Notwithstanding that the SEC generates significantly more revenue for the U.S. Treasury than it costs to maintain and operate – the SEC pays for itself many times over – House appropriators may be correct in contending that the SEC can manage without every portion of the agency’s requested funds. However, the House bill’s failure to provide funding for Chairwoman White’s goal of hiring 250 new examiners in fiscal 2014 is so shortsighted as to be almost negligent.
It is only a matter of time before the consequences of this negligence become painfully apparent. When that happens, the House of Representatives may well see fit to act, but such belated action will come as cold comfort to investors who are victimized by swindlers in the meantime. The time to act is now.
These numbers terrify me, and they should terrify Congress, too.
As a securities regulator, I have seen the tragedy that can be wrought by investment fraud too many times, and it is heart wrenching. We tend to think of investment fraud as a “white collar” crime, with few real victims. Nothing could be further from the truth.
When a person loses their retirement savings to fraud, the devastation can be so total and the suffering so immense that many, if not most, never fully recover. To be victimized by investment fraud means more than the loss of funds: often it means the loss of all security, including one’s home, the inability to care for a sick loved one or send a child to college, or the need to go back to work in old age.
Investment fraud, like all crime, cannot be prevented in every instance. However, for nearly a century the government has recognized an obligation to detect and deter fraud by registering and regulating individuals who provide investment advice and sell investment products to the public. Nevertheless, in recent years, the federal government has been failing in this obligation.

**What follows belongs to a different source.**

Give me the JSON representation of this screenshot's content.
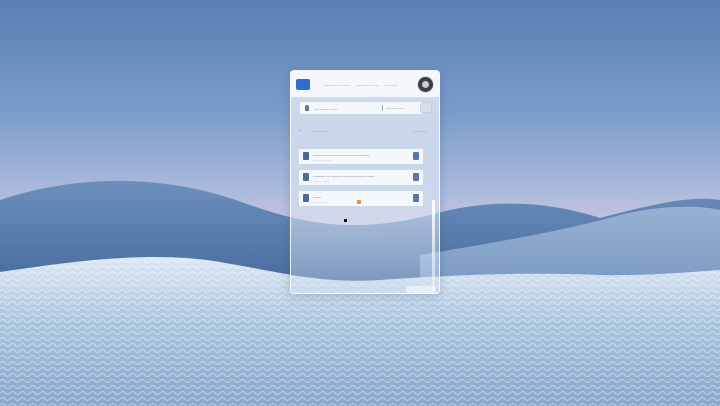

If Congress is unwilling to appropriate sufficient funding for the SEC to conduct enough IA examinations to credibly detect and deter fraud, it has a second option: authorize the SEC to fund more frequent examinations by assessing “user fees” on the large IAs it examines, and remit this fee revenue directly back into its IA examination program. This idea was recommended by the SEC staff in a 2011 report regarding IA examinations, and it is at the heart of legislation introduced in the House by Rep. Maxine Waters (D-Calif.) as H.R. 1627, the Investment Adviser Examination Improvement Act of 2013.
Waters’ legislation is supported not only by state securities regulators like me, but also by investor advocacy groups and major investment adviser trade associations, and it deserves serious consideration by the 113th Congress.
Her bill would address the present, critical shortfall in IA examination resources. By enacting structural changes to enable the SEC to access a scalable source of revenue outside of the appropriations process, Waters’ bill would also go beyond the present crisis and permanently close the gap in the investor protection safety net that results from inconsistent and often inadequate amounts of Congressional appropriations.
Importantly, under Waters’ bill, the revenue the SEC derives from user fees could be spent only to maintain robust examinations, and not for any other purpose; thus, all SEC rulemaking activities would remain directly under the budgetary control of the Congressional appropriations committees.
Waters has offered a common sense solution to defuse a ticking time bomb.
Abshure, a former SEC attorney, is Arkansas Securities Commissioner and president of the North American Securities Administrators Association.